Pasolini’nin Gospel
isimli filmindeki mükemmellik, filmin bugün tanık olunan, dine dönüşten farklı
olarak yeni bir vizyon veya yeni bir Tanrı fikri öneriyor olmasıdır. Bugünün
dinî liderleri ve dinî-politik hareketleri, perhizden, giyinmeden ve
“geleneksel” yaşam tarzlarından dem vuruyorlar. Avrupa’da yaşayan Müslümanlar
için ana mesele, başörtüsü, çarşaf giymeme, örtünmenin yasaklanması veya Suudi
din adamlarının muz yemeye izin verip vermemesinden ibaret. Aynı şekilde
Katolik rahipler de sadece kürtaj veya gey hakları konusunda endişeliler. İşte
tam da burada asıl soruyu sormak gerekiyor: peki din, tüm bu meselelerin
neresinde?
Bugün “dine geri dönüş” sürecinin mevcut
formlarında Tanrı’ya ve dine yer var mı?
Yeni ve eski yaşam tarzları arasındaki gerilim,
eskiden beri varolan bir mücadelenin konusu. Komünist Parti Manifestosu’nda Marx şunları yazıyor:
“Burjuvazi,
bugüne dek onurlandırılmış, hürmetle, hayranlıkla anılmış her türden mesleğin
etrafındaki haleyi söküp attı. Doktoru, avukatı, rahibi, şairi, bilim insanını
ücretli emekçilere dönüştürdü. Burjuvazi, ailenin üzerindeki o hislerle örülmüş
örtüyü parçaladı ve aile içi ilişkiyi sadece parayla kurulan ilişkilere
indirgedi.”[1]
Başka bir ifadeyle, yeni ve geleneksel arasındaki
gerilim, güç ve kâr arasındaki ilişkilere mündemiçtir. Ne var ki geleneklere
atıfta bulunup onları devreye sokarak burjuvazi, gelenekleri paraya dayalı
çıkarları için araçsallaştırır. Dindar köktenciler ise kapitalizmin kültüre
yönelik bir tehdit teşkil ettiğini, geleneklerin artık meşruiyetini yitirdiğini
söylemektedirler. Bu anlamda gelenekler ile yeni demokratik, hoşgörülü yaşam
tarzları arasındaki ikilik, gerçek bir ayrım olmakla kalmıyor, ayrıca az da
olsa dinin kendisini de kesiyor. Ancak dinin önemini reddetmemekle birlikte,
ben bugünkü sunum biçimi ve uygulama tarzı dâhilinde dinin temelde davranış,
perhiz ve giyinme ile alakalı el kitaplarına indirgendiği, bu hâliyle
yozlaştığı kanaatindeyim. Bu özelliğiyle dinin yüzleştiği asıl gerçek tehdit,
esasında dinleri savunan dindarlar.
Gelgelelim bu noktada şu soruyu sormamız lazım:
evrenselcilik öğretisinin kapalı cemaatler öğretisine doğru gerilemesi nasıl
mümkün olabilmektedir? Kimlikçi ve özele kilitlenmiş siyasetten yana olan
politik gruplar, dini ideolojik bir silâh olarak mı ele alıyorlar? Eğer din
gerici siyasetin eline geçmişse, o vakit yüzümüzü yeniden dine dönmenin ne
anlamı var? Veya dinde yeniden temellük edilmeye değer bir şey var mı?

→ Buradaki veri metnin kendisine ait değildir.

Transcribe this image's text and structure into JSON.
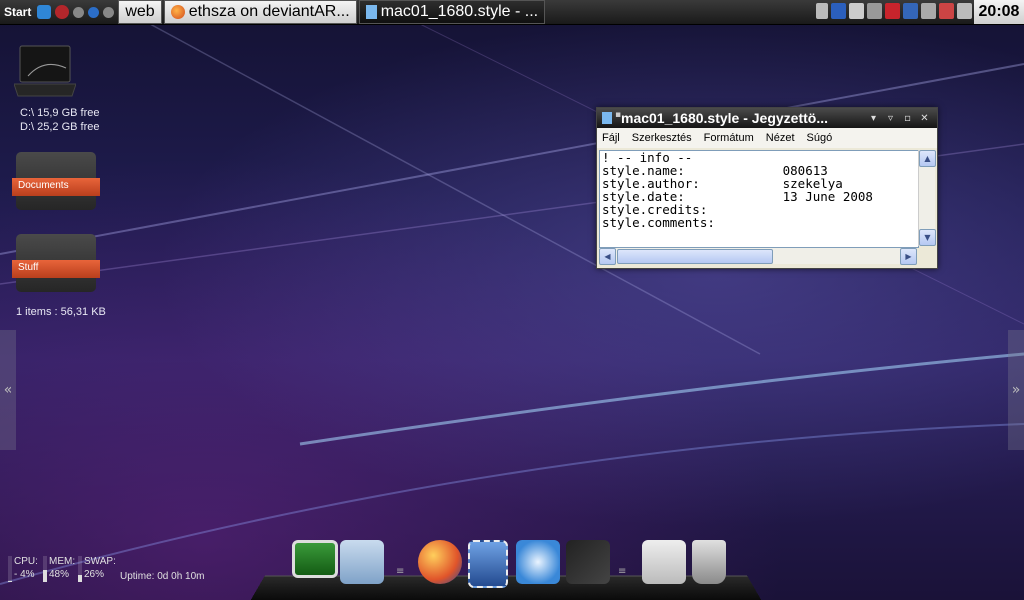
{
  "taskbar": {
    "start_label": "Start",
    "tasks": [
      {
        "label": "web"
      },
      {
        "label": "ethsza on deviantAR..."
      },
      {
        "label": "mac01_1680.style - ...",
        "active": true
      }
    ],
    "clock": "20:08"
  },
  "desktop": {
    "drives": [
      "C:\\ 15,9 GB free",
      "D:\\ 25,2 GB free"
    ],
    "folders": [
      {
        "label": "Documents"
      },
      {
        "label": "Stuff"
      }
    ],
    "items_info": "1 items : 56,31 KB",
    "left_arrow": "«",
    "right_arrow": "»"
  },
  "notepad": {
    "title": "mac01_1680.style - Jegyzettö...",
    "menu": [
      "Fájl",
      "Szerkesztés",
      "Formátum",
      "Nézet",
      "Súgó"
    ],
    "lines": [
      "! -- info --",
      "style.name:             080613",
      "style.author:           szekelya",
      "style.date:             13 June 2008",
      "style.credits:",
      "style.comments:"
    ]
  },
  "meters": {
    "cpu_label": "CPU:",
    "cpu_value": "- 4%",
    "cpu_percent": 4,
    "mem_label": "MEM:",
    "mem_value": "48%",
    "mem_percent": 48,
    "swap_label": "SWAP:",
    "swap_value": "26%",
    "swap_percent": 26,
    "uptime": "Uptime: 0d 0h 10m"
  },
  "dock": {
    "icons": [
      "monitor-icon",
      "documents-folder-icon",
      "firefox-icon",
      "mail-stamp-icon",
      "safari-icon",
      "winamp-icon",
      "system-app-icon",
      "trash-icon"
    ]
  },
  "colors": {
    "accent_folder": "#d9532b",
    "bg_dark": "#1f1c4f"
  }
}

Althusser, dünyanın ortaya çıkarttığı yanlış
sonuçtan dem vuruyor. Ona göre, bu yanlışlık sahte peygamberlerle alakalı (Althusser
için Camus ve Malraux bu türden sahte peygamberler). Bu isimler, sahte İsa’lar
olduklarını iddia ediyorlar ve yaptıklarını İsa’nın gelişine denk olaylar
olarak sunuyorlar. Oysa sahte peygamberlerin farkına varmamız gerektiğini
söyleyen, bizzat İsa’nın kendisi. İsa, bu sahte peygamberlerin son günler
yaklaştığında açığa çıktığını söylüyor. Buradaki paradoks açık: Her
Hristiyan’ın yakınlaştığı o son, aynı zamanda tarihte sahte peygamberlerin
artık ortaya çıkmayacağı bir son değil.[2]
Pasolini’nin filmi bir sahil sahnesi ile başlıyor.
Sahilde insanlar gündelik işlerini yapıyorlar. Sahnenin başında geniş çekim
yöntemine, ardından da hızlı zumlama yöntemine başvuruluyor. Sonraki sahnelerde
bu insanların gündelik faaliyetleri yakın çekimle veriliyor. Ardından bir sahne
geliyor. Burada oturmakta olan İsa Mesih sağa sola bakıyor. Bu sırada altı
havari yanına geliyor. Havariler, İsa’dan iki üç metre uzakta, ayakta
duruyorlar. Kameranın mevcut konumu üzerinden havariler ve İsa Mesih
birbirlerine bakarken görülüyor, ama hiçbirisi seyirciye, yani bize bakmıyor.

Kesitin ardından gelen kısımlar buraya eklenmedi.